Estados Unidos

El 11-S de Biden

Otro tipo de idealismo sería caer en la tentación de pensar en los talibán como el nuevo aliado

Los españoles somos vanidosos y estamos convencidos de que lo que nos ocurre a nosotros no puede llegar a ocurrir en ninguno otro sitio, menos aún en uno de esos países que llamamos, nadie sabe por qué, normales. A quien siguiera pensando algo parecido, Biden le ha dado una lección inolvidable. Y es que a la hora de supeditar la política a la imagen, el presidente norteamericano ha batido todos los récords imaginables, incluido el de Pedro Sánchez. Biden quería tener e incluso disfrutar su discurso el 11 de septiembre. Iba a decir lo que ha venido argumentando estos días, pero con la solemnidad que le habría otorgado la fecha. Es decir, que tras los fracasos de Obama y de Trump, a él le tocaba la misión histórica de acabar con la guerra más larga de la historia de Estados Unidos. La retirada iba a ser escenificada como una victoria y la conmemoración de los atentados, como una celebración de la paz.

Como es bien sabido, las cosas no han salido exactamente así y el colapso del régimen prooccidental, la invasión de Kabul y la salida apresurada obligan, si no a cambiar la narrativa, sí a modificar al menos el telón de fondo. El 11-S no se podrá cerrar como Biden y sus asesores de imagen habrían querido. Aun así, esta realidad no debería convertir la inminente conmemoración en una nueva celebración del apocalipsis, como ocurrió en parte con el final de la Guerra de Vietnam. Pasados los primeros momentos de shock y el trauma de asistir en directo a lo más parecido a una estampida, no hay por qué seguir autoflagelándose como si esa fuera la única respuesta posible a la frivolidad de Biden.

Es verdad que ha sido derrotado el proyecto de construcción nacional y democrática, pero esa lección ya la debíamos haber traído aprendida de Irak. Lo que habrá justificado el largo compromiso occidental en Afganistán habrá sido la posibilidad de una forma de vida más digna para varias generaciones de afganos, la reducción de la amenaza terrorista en estos años pasados y la demostración de que existen elementos suficientes para establecer políticas complejas de colaboración entre naciones en caso de agresión. No es poca cosa y la vuelta al realismo, si lo es de verdad, no debería llevar a nadie a hacerse ilusiones acerca de la desaparición de las amenazas, ni a quienes amenazan a pensar que pueden cumplir con sus objetivos impunemente.

Otro tipo de idealismo sería caer en la tentación de pensar en los talibán como el nuevo aliado, algo parecido, por retomar la analogía española, a lo que aquí ocurre con los nacionalistas. No lo son y tampoco están cerca de serlo. El buenismo practicado a escala internacional no va a dar mejores resultados que en nuestro país.
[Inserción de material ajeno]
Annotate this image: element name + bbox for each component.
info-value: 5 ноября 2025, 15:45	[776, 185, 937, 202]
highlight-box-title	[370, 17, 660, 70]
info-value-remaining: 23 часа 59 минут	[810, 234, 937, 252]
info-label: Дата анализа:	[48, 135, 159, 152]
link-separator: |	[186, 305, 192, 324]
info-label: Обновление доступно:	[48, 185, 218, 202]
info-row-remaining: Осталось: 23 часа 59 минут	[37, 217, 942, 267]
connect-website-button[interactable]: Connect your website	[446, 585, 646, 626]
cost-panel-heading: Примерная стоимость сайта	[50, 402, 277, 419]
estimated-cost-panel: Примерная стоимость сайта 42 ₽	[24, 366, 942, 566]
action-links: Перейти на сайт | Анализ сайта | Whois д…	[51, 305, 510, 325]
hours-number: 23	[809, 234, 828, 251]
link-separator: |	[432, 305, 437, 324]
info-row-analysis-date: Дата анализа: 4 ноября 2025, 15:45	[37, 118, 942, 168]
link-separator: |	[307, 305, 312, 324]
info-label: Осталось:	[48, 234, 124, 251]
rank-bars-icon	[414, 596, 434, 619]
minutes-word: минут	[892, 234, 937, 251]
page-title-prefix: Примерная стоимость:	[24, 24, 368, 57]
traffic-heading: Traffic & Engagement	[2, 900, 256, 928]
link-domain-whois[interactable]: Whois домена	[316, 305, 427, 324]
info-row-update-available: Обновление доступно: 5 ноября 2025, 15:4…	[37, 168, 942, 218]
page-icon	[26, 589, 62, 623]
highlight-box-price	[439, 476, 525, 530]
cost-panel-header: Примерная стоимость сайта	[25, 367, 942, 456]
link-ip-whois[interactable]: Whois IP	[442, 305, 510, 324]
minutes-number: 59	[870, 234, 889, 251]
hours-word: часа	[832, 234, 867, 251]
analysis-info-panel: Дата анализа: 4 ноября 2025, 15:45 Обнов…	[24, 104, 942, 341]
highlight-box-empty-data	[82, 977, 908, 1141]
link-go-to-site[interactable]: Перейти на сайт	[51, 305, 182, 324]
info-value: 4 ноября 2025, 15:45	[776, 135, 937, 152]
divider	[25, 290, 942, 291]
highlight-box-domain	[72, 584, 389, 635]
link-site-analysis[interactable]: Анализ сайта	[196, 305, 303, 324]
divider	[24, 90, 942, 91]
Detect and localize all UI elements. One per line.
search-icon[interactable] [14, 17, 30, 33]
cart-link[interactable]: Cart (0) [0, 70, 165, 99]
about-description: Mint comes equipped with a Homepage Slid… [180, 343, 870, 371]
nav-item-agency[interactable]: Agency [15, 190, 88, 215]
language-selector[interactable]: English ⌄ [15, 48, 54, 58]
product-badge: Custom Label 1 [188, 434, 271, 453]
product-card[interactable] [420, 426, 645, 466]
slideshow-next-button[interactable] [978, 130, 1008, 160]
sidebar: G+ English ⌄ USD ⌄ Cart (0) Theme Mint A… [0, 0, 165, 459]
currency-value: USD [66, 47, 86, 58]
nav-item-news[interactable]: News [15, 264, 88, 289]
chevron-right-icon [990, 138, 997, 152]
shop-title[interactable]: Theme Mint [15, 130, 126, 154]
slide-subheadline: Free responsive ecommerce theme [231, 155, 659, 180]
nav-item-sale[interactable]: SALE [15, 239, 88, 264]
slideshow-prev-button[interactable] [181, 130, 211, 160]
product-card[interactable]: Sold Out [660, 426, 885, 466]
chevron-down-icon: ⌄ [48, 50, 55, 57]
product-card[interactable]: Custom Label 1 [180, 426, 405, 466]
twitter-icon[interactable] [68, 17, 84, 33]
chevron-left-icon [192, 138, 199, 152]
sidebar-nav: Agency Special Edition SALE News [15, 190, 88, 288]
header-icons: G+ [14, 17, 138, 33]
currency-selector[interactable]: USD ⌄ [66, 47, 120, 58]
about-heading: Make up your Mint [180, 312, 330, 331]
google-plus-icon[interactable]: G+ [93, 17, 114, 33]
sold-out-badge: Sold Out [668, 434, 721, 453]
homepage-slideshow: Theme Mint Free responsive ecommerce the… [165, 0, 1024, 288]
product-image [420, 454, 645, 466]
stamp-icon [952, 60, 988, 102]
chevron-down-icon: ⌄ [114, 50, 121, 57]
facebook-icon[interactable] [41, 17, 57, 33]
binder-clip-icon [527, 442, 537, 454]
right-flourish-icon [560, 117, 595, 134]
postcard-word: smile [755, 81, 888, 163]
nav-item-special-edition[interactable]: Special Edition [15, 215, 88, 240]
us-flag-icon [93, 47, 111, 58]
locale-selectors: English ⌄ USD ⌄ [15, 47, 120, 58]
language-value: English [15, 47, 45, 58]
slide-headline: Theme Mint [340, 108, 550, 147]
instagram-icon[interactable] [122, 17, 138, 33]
En cambio, las democracias liberales siguen teniendo importantes elementos de contención y de control, desde la posible retención de fondos afganos y la supervisión reforzada en asuntos de cooperación humanitaria hasta la vigilancia de los terroristas y la monitorización de la información y la propaganda, entre otras muchas acciones posibles.